Where change has to occur then opposition will undoubtedly follow, and the reaction to the formation of a new club was mixed. Some pronounced football in Lleida dead at the time UE Lleida passed into the history books, unwilling to accept the new formation. But the more pragmatic supporters quoted a Catalan mantra of ‘renew or die’ in the face of the doubters, and chose a new path for their loyalties rather than letting their passion and memories turn to dust. The pain, sadly not unique in the game, was all too evident amongst the Lleida faithful as their old club slipped away. If anyone didn’t feel pain then they surely felt embarrassment, as the circus starring Benet, Junyent and Pujol passed through town in the glare of the national sporting media.

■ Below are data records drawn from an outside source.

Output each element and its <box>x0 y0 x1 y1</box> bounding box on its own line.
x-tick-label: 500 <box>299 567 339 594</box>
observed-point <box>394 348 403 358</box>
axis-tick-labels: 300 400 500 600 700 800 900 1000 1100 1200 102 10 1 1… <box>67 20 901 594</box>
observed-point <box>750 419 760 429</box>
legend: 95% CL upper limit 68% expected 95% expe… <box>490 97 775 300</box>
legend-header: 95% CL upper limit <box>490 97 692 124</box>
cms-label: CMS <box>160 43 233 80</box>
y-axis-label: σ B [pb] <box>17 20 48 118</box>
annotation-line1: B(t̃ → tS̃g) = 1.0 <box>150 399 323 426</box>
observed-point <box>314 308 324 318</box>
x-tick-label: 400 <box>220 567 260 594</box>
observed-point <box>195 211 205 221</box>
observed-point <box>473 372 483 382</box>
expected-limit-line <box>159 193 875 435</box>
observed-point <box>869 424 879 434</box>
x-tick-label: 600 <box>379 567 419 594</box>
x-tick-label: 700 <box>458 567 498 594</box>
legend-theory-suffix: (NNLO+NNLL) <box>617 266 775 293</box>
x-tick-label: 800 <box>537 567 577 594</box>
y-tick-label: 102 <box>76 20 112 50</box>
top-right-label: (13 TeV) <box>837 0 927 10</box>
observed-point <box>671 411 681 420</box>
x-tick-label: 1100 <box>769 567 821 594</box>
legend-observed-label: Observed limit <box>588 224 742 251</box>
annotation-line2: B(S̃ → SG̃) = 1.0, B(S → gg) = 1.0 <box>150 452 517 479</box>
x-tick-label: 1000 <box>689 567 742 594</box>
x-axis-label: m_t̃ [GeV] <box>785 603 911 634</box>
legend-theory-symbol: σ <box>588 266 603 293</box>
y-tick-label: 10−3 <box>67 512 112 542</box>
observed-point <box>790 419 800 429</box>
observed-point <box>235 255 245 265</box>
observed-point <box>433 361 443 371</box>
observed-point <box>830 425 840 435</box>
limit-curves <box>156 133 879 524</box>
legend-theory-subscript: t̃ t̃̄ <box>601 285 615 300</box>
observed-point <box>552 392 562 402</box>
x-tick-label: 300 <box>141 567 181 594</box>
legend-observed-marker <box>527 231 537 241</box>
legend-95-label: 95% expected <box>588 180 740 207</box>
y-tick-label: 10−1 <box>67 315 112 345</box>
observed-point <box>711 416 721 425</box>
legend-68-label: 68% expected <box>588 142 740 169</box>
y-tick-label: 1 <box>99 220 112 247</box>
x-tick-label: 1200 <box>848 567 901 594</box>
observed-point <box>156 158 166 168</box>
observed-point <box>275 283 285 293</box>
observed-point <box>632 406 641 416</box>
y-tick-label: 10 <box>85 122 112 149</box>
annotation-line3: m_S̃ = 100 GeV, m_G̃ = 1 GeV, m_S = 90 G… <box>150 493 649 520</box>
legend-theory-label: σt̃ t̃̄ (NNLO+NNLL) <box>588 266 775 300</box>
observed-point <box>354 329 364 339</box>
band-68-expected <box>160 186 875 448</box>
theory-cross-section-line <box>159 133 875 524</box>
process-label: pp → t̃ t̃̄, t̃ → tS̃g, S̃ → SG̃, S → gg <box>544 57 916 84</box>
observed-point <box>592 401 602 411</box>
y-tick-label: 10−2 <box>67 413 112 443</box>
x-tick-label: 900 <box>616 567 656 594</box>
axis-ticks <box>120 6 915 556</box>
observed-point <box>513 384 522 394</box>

The new club is reaching out to the region of Lleida. It breached the 2000 members barrier (including Angel Ros, who signed up in front of the cameras, naturally) as early as the second month of the season and immediately set a new, eminently achievable target of 2500. In enlisting a renewed local membership, and striking up meaningful partnerships with other nearby sporting organisations, Lleida Club Esportiu appear to be embarking on a more meaningful exchange with the community than its broken ancestor. Results on the field may be mixed, with the first team bobbling around in mid-table position, but if they’re honest that’s what they have largely expected for the last decade if not longer. With no false promises of new stadiums offset by apartment blocks or expensive signings to weigh them down, and a declared interest in developing teams from youth (la base) rather than importing players at a price, the future looks even brighter for football in Lleida than it did when Søren Andersen embarrassed the visiting Madrileños back in 1994.